Where I run into an issue is when I try to use polyfit to approximate a polynomial, p1, for the points and then I try to plot that polynomial. I've tried every degree polynomial from 1 to 100 and I either get an error or a polynomial that is way off what it should be.
I am not super familliar with MATLAB, could someone guide me through how they would go about doing that?
Thanks.

Antworten (1)

John D'Errico
John D'Errico am 30 Apr. 2021
DON'T USE A HIGH ORDER POLYNOMIAL!
DON'T USE A HIGH ORDER POLYNOMIAL!
DON'T USE A HIGH ORDER POLYNOMIAL!
Do I need to say it again? I said it three times, so it must be true. High degree polynomials are a waste of computing power, and of your time. Yes, I know, you learned about Taylor series. What you have missed is many Taylor series are not convergent, and the only ones you get to play with as a student are the good ones.
What you did wrong I have not a clue.
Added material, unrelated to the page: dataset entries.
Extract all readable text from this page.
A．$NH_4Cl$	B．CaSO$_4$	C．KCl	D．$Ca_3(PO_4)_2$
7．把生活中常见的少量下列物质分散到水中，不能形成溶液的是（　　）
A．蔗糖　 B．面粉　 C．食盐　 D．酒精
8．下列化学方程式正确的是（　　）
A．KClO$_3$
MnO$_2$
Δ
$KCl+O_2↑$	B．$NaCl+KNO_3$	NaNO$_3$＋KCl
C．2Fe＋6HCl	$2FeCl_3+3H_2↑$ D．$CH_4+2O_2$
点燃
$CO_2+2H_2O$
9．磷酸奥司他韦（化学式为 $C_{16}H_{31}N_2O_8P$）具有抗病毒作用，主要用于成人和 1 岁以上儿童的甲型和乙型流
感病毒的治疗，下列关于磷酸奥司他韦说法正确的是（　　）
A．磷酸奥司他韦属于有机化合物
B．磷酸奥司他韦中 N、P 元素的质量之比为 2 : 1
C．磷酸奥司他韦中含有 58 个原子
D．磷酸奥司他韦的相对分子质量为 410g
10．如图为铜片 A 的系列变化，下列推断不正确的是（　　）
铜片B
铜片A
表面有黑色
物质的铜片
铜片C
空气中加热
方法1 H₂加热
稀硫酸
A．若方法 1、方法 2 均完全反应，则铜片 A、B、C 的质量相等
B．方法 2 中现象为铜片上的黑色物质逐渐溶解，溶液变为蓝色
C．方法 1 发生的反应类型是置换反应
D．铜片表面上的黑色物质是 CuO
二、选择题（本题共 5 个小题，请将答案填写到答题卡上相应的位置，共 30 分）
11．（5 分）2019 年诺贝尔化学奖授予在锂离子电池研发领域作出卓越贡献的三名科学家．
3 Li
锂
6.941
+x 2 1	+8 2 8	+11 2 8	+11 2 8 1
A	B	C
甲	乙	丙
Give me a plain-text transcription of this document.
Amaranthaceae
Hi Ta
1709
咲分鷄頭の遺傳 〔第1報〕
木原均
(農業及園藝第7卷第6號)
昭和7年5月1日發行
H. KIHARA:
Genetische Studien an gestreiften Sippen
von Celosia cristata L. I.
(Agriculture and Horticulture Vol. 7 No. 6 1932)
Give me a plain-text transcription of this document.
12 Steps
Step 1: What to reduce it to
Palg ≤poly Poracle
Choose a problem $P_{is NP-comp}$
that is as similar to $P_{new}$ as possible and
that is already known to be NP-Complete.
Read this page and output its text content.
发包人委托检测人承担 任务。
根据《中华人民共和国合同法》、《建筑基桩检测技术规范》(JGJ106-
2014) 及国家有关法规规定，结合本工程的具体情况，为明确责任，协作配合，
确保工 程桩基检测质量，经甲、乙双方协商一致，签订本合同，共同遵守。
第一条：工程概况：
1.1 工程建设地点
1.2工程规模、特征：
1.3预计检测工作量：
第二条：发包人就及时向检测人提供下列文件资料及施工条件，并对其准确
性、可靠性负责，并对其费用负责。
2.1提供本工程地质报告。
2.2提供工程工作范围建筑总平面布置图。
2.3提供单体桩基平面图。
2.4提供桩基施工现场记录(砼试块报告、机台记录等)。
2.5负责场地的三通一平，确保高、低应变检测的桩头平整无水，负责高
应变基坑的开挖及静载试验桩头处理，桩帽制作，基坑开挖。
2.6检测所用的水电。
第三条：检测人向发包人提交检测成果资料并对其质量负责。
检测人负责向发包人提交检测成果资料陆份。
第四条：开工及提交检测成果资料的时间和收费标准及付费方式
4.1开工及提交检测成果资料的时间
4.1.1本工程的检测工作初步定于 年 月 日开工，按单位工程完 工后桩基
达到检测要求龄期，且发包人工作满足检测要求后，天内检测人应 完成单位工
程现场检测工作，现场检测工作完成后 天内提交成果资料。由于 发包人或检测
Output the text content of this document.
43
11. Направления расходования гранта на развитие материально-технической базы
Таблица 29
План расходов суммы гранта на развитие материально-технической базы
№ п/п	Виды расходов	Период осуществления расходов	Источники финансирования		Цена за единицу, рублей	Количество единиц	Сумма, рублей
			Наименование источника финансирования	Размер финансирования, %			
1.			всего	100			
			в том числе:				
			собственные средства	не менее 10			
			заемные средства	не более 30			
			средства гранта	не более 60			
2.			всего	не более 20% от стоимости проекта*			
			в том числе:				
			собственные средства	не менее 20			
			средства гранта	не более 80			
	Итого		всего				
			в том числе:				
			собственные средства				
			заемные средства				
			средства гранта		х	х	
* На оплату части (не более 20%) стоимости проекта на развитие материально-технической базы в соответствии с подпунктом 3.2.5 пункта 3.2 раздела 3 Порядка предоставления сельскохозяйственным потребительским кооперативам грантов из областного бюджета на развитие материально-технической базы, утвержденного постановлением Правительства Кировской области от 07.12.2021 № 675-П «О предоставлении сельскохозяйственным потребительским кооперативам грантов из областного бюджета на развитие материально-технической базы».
But it is trivial to fit a polynomial and then plot it.
x = rand(1,20);
y = sin(2*x) + randn(size(x))/10;
P3 = polyfit(x,y,3);
xpred = linspace(min(x),max(x),100);
ypred = polyval(P3,xpred);
plot(x,y,'bo',xpred,ypred,'r-')
Seems to work fine for me. Again, what you did wrong, we have no clue, because you don't tell us. If you really want help, then you need to show what you did.